Currently, the U.S. Department of Defense has decided to invest $400 million in rare earth production company MP Materials, marking a new milestone. This month, the U.S. Department of Defense has added an additional $150 million loan commitment and pledged to purchase all rare earth magnets produced by MP Materials, setting a 10-year price floor for neodymium and praseodymium to prevent China from using price cutting as a market weapon.

MP Materials is currently building a rare earth magnet factory in Fort Worth, Texas. Noveon Magnetics operates the only rare earth magnet factory in the United States, located approximately 220 miles away in San Marcos, with an annual planned production capacity of 2,000 tons.

However, China’s monopolization of rare earth resources is a global issue. Besides establishing domestic supply chains, the U.S. should encourage allies such as Canada, Australia, and Mexico to accelerate rare earth production and refining plans, potentially using the investment model of MP Materials by providing allied loans, investments, and price assurances.
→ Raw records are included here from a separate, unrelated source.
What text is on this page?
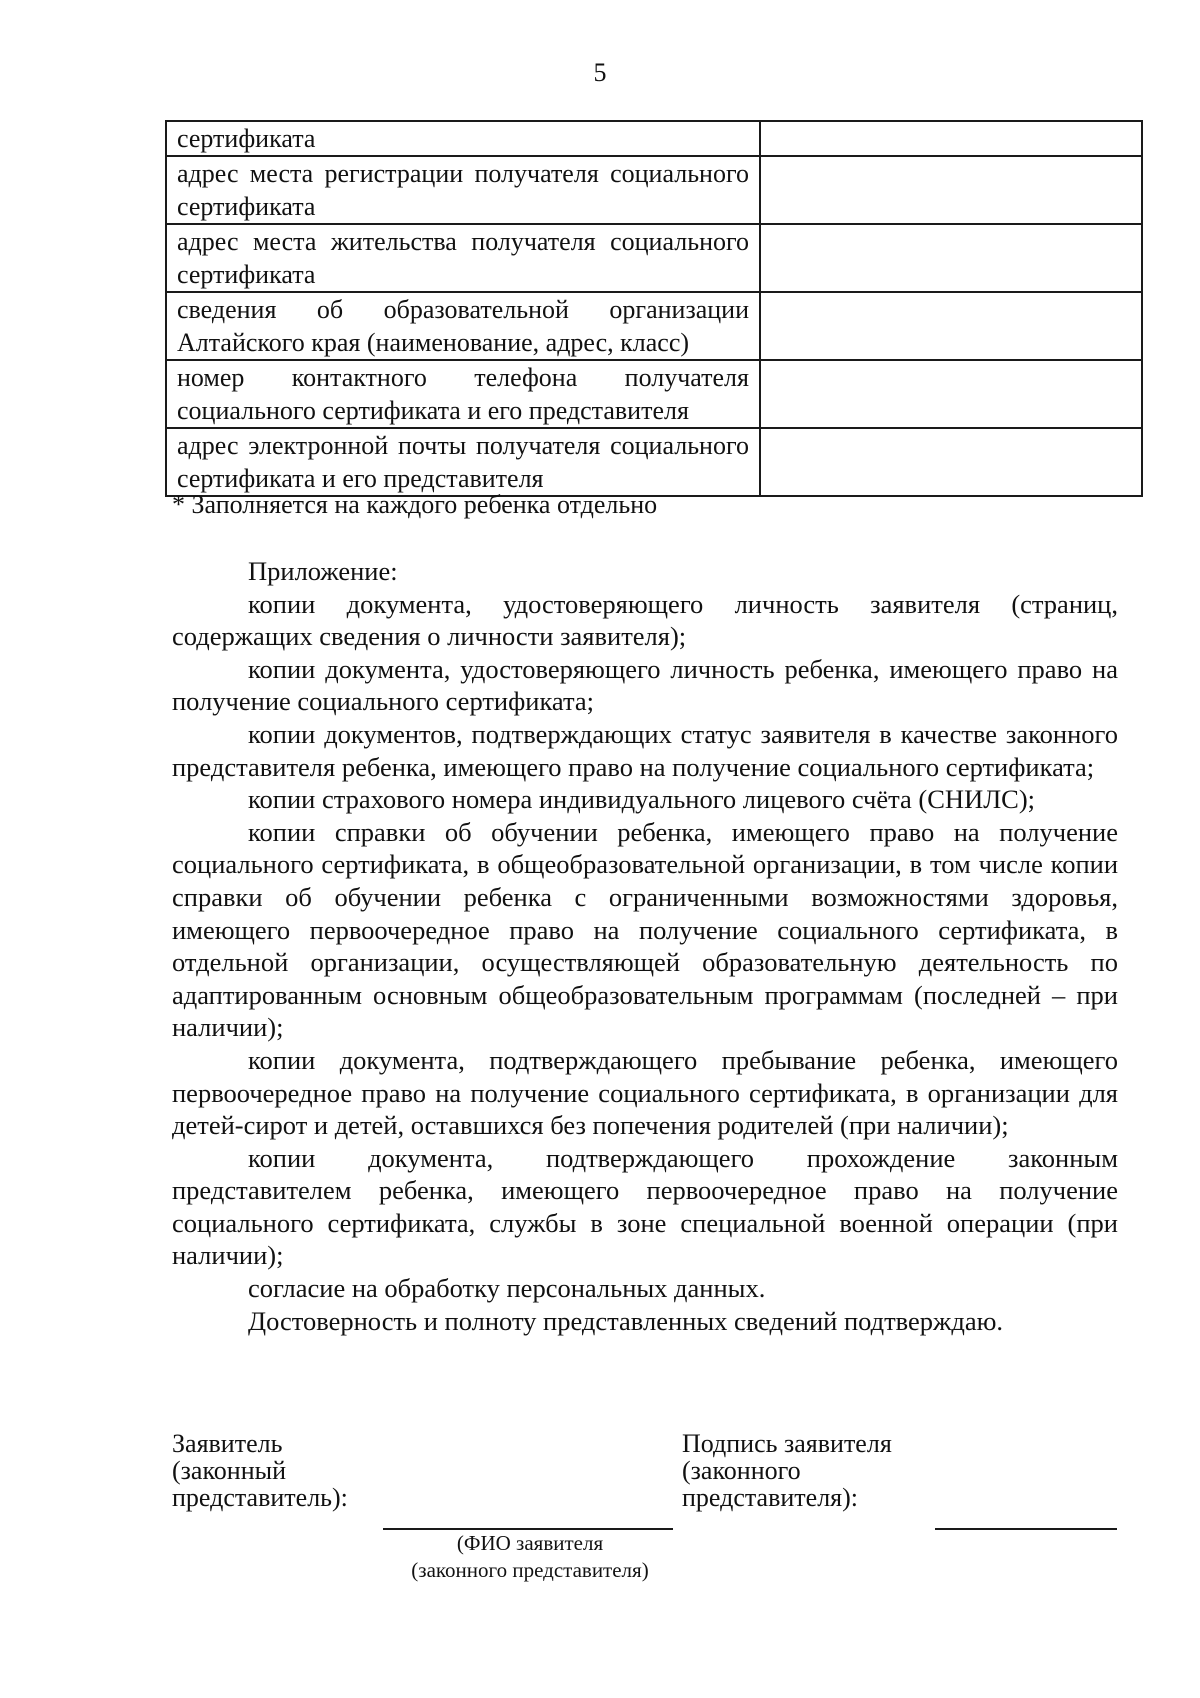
5
сертификата	
адрес места регистрации получателя социального сертификата	
адрес места жительства получателя социального сертификата	
сведения об образовательной организации Алтайского края (наименование, адрес, класс)	
номер контактного телефона получателя социального сертификата и его представителя	
адрес электронной почты получателя социального сертификата и его представителя	
* Заполняется на каждого ребенка отдельно

Приложение:

копии документа, удостоверяющего личность заявителя (страниц, содержащих сведения о личности заявителя);

копии документа, удостоверяющего личность ребенка, имеющего право на получение социального сертификата;

копии документов, подтверждающих статус заявителя в качестве законного представителя ребенка, имеющего право на получение социального сертификата;

копии страхового номера индивидуального лицевого счёта (СНИЛС);

копии справки об обучении ребенка, имеющего право на получение социального сертификата, в общеобразовательной организации, в том числе копии справки об обучении ребенка с ограниченными возможностями здоровья, имеющего первоочередное право на получение социального сертификата, в отдельной организации, осуществляющей образовательную деятельность по адаптированным основным общеобразовательным программам (последней – при наличии);

копии документа, подтверждающего пребывание ребенка, имеющего первоочередное право на получение социального сертификата, в организации для детей-сирот и детей, оставшихся без попечения родителей (при наличии);

копии документа, подтверждающего прохождение законным представителем ребенка, имеющего первоочередное право на получение социального сертификата, службы в зоне специальной военной операции (при наличии);

согласие на обработку персональных данных.

Достоверность и полноту представленных сведений подтверждаю.

Заявитель
(законный
представитель):
Подпись заявителя
(законного
представителя):
(ФИО заявителя
(законного представителя)
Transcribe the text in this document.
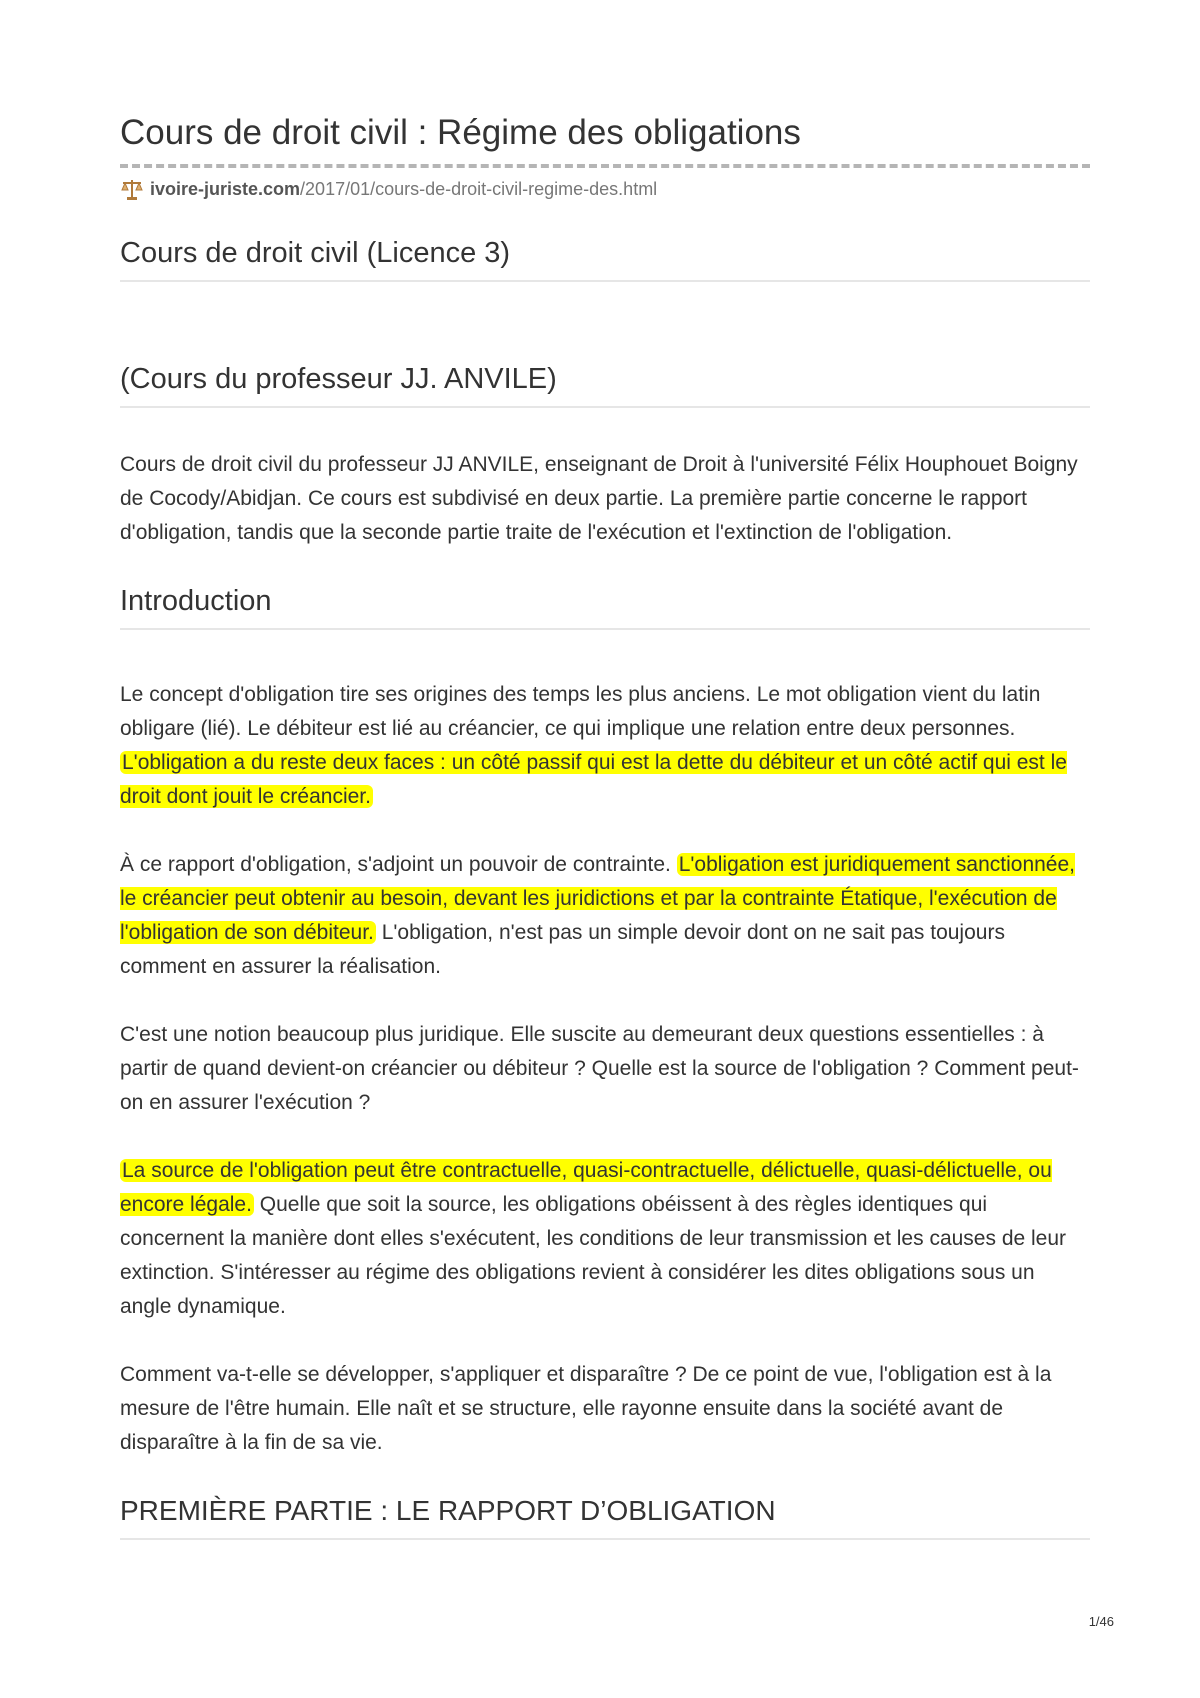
Cours de droit civil : Régime des obligations
ivoire-juriste.com /2017/01/cours-de-droit-civil-regime-des.html
Cours de droit civil (Licence 3)
(Cours du professeur JJ. ANVILE)

Cours de droit civil du professeur JJ ANVILE, enseignant de Droit à l'université Félix Houphouet Boigny de Cocody/Abidjan. Ce cours est subdivisé en deux partie. La première partie concerne le rapport d'obligation, tandis que la seconde partie traite de l'exécution et l'extinction de l'obligation.

Introduction

Le concept d'obligation tire ses origines des temps les plus anciens. Le mot obligation vient du latin obligare (lié). Le débiteur est lié au créancier, ce qui implique une relation entre deux personnes. L'obligation a du reste deux faces : un côté passif qui est la dette du débiteur et un côté actif qui est le droit dont jouit le créancier.

À ce rapport d'obligation, s'adjoint un pouvoir de contrainte. L'obligation est juridiquement sanctionnée, le créancier peut obtenir au besoin, devant les juridictions et par la contrainte Étatique, l'exécution de l'obligation de son débiteur. L'obligation, n'est pas un simple devoir dont on ne sait pas toujours comment en assurer la réalisation.

C'est une notion beaucoup plus juridique. Elle suscite au demeurant deux questions essentielles : à partir de quand devient-on créancier ou débiteur ? Quelle est la source de l'obligation ? Comment peut-on en assurer l'exécution ?

La source de l'obligation peut être contractuelle, quasi-contractuelle, délictuelle, quasi-délictuelle, ou encore légale. Quelle que soit la source, les obligations obéissent à des règles identiques qui concernent la manière dont elles s'exécutent, les conditions de leur transmission et les causes de leur extinction. S'intéresser au régime des obligations revient à considérer les dites obligations sous un angle dynamique.

Comment va-t-elle se développer, s'appliquer et disparaître ? De ce point de vue, l'obligation est à la mesure de l'être humain. Elle naît et se structure, elle rayonne ensuite dans la société avant de disparaître à la fin de sa vie.

PREMIÈRE PARTIE : LE RAPPORT D’OBLIGATION
1/46
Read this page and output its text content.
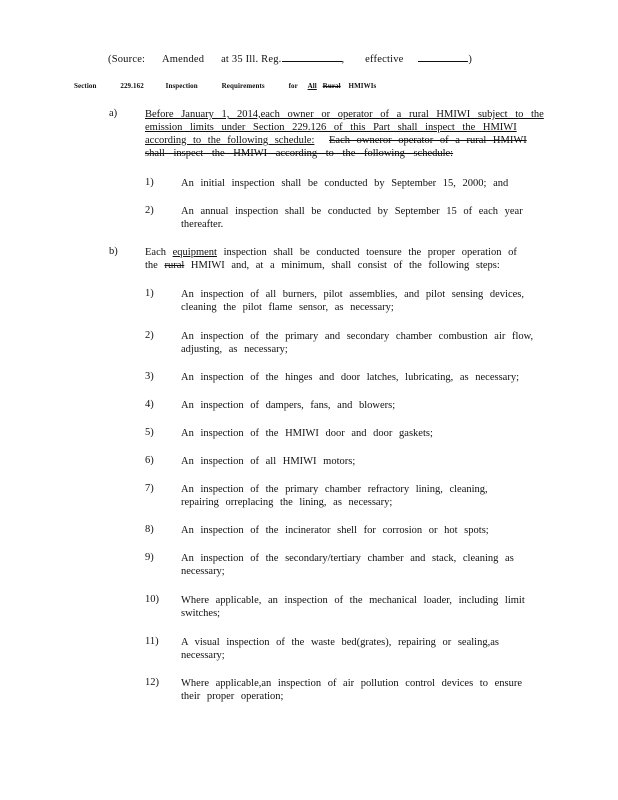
(Source: Amended at 35 Ill. Reg.	, effective	)
Section	229.162	Inspection	Requirements	for All Rural HMIWIs
a)	Before January 1, 2014,each owner or operator of a rural HMIWI subject to the
emission limits under Section 229.126 of this Part shall inspect the HMIWI
according to the following schedule: Each owneror operator of a rural HMIWI
shall inspect the HMIWI according to the following schedule:
1)	An initial inspection shall be conducted by September 15, 2000; and
2)	An annual inspection shall be conducted by September 15 of each year thereafter.
b)	Each equipment inspection shall be conducted toensure the proper operation of
the rural HMIWI and, at a minimum, shall consist of the following steps:
1)	An inspection of all burners, pilot assemblies, and pilot sensing devices, cleaning the pilot flame sensor, as necessary;
2)	An inspection of the primary and secondary chamber combustion air flow, adjusting, as necessary;
3)	An inspection of the hinges and door latches, lubricating, as necessary;
4)	An inspection of dampers, fans, and blowers;
5)	An inspection of the HMIWI door and door gaskets;
6)	An inspection of all HMIWI motors;
7)	An inspection of the primary chamber refractory lining, cleaning, repairing orreplacing the lining, as necessary;
8)	An inspection of the incinerator shell for corrosion or hot spots;
9)	An inspection of the secondary/tertiary chamber and stack, cleaning as necessary;
10) Where applicable, an inspection of the mechanical loader, including limit switches;
11) A visual inspection of the waste bed(grates), repairing or sealing,as necessary;
12) Where applicable,an inspection of air pollution control devices to ensure their proper operation;
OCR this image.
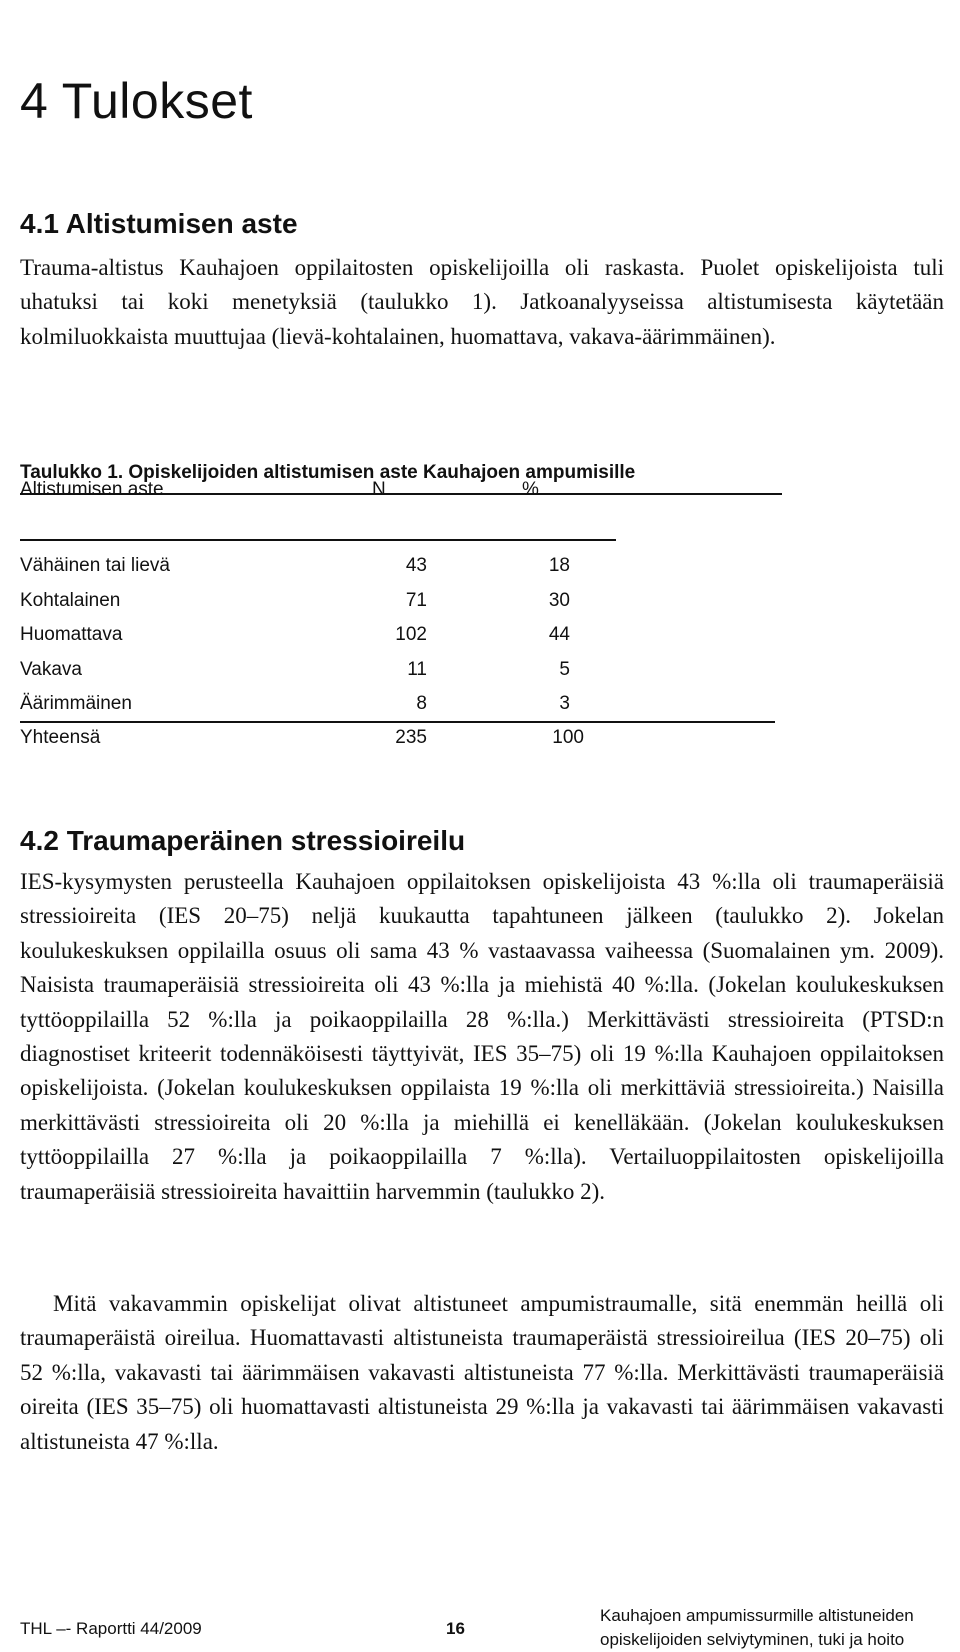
4 Tulokset
4.1 Altistumisen aste

Trauma-altistus Kauhajoen oppilaitosten opiskelijoilla oli raskasta. Puolet opiskelijoista tuli uhatuksi tai koki menetyksiä (taulukko 1). Jatkoanalyyseissa altistumisesta käytetään kolmiluokkaista muuttujaa (lievä-kohtalainen, huomattava, vakava-äärimmäinen).

Taulukko 1. Opiskelijoiden altistumisen aste Kauhajoen ampumisille
Altistumisen aste	N	%
Vähäinen tai lievä	43	18
Kohtalainen	71	30
Huomattava	102	44
Vakava	11	5
Äärimmäinen	8	3
Yhteensä	235	100
4.2 Traumaperäinen stressioireilu

IES-kysymysten perusteella Kauhajoen oppilaitoksen opiskelijoista 43 %:lla oli traumaperäisiä stressioireita (IES 20–75) neljä kuukautta tapahtuneen jälkeen (taulukko 2). Jokelan koulukeskuksen oppilailla osuus oli sama 43 % vastaavassa vaiheessa (Suomalainen ym. 2009). Naisista traumaperäisiä stressioireita oli 43 %:lla ja miehistä 40 %:lla. (Jokelan koulukeskuksen tyttöoppilailla 52 %:lla ja poikaoppilailla 28 %:lla.) Merkittävästi stressioireita (PTSD:n diagnostiset kriteerit todennäköisesti täyttyivät, IES 35–75) oli 19 %:lla Kauhajoen oppilaitoksen opiskelijoista. (Jokelan koulukeskuksen oppilaista 19 %:lla oli merkittäviä stressioireita.) Naisilla merkittävästi stressioireita oli 20 %:lla ja miehillä ei kenelläkään. (Jokelan koulukeskuksen tyttöoppilailla 27 %:lla ja poikaoppilailla 7 %:lla). Vertailuoppilaitosten opiskelijoilla traumaperäisiä stressioireita havaittiin harvemmin (taulukko 2).

Mitä vakavammin opiskelijat olivat altistuneet ampumistraumalle, sitä enemmän heillä oli traumaperäistä oireilua. Huomattavasti altistuneista traumaperäistä stressioireilua (IES 20–75) oli 52 %:lla, vakavasti tai äärimmäisen vakavasti altistuneista 77 %:lla. Merkittävästi traumaperäisiä oireita (IES 35–75) oli huomattavasti altistuneista 29 %:lla ja vakavasti tai äärimmäisen vakavasti altistuneista 47 %:lla.

THL –- Raportti 44/2009	16
Kauhajoen ampumissurmille altistuneiden
opiskelijoiden selviytyminen, tuki ja hoito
For example, the Trump administration once pushed for the construction of a 211-mile road in Alaska to develop the remote Ambler Mining District, and invested in Canada’s Trilogy Metals, mainly extracting metals such as copper, cobalt, gallium, and germanium. Government departments also provided loans and investments to Canada’s Lithium Americas, initiating the Thacker Pass lithium mine development project in Nevada.

Since the 1990s, China has gradually gained a dominant position in the global rare earth supply chain, with most countries standing idly by. China, through subsidies and lax labor and environmental regulations, has lowered rare earth production prices, forcing U.S. and other domestic producers out of business. The perception of the mining industry as highly polluting and dangerous in Europe and the U.S. has led to a lack of support and accelerated industry loss.

Now, China’s strategic cooperation with Russia, North Korea, and Iran poses further national security risks for European and American countries reliant on Chinese rare earth supplies.

As China steadily expands its influence globally, the U.S. has been content importing goods with low inflation, enjoying an era of long-term near-zero interest rates. The U.S. must now confront its reliance on Chinese rare earth supplies, warning that this awkward situation also highlights vulnerabilities in America’s energy policy.

Until autonomous production capabilities are established, prematurely phasing out domestic oil and natural gas in the U.S. and fully relying on China-dominated wind, solar, and lithium battery industries could once again trap America in a strategic “energy dependence on China” dilemma.

Bloomberg’s article warns that the U.S. cannot repeat its reliance on China in other critical economic sectors, handing over energy security to China, which would pose an even greater national security threat.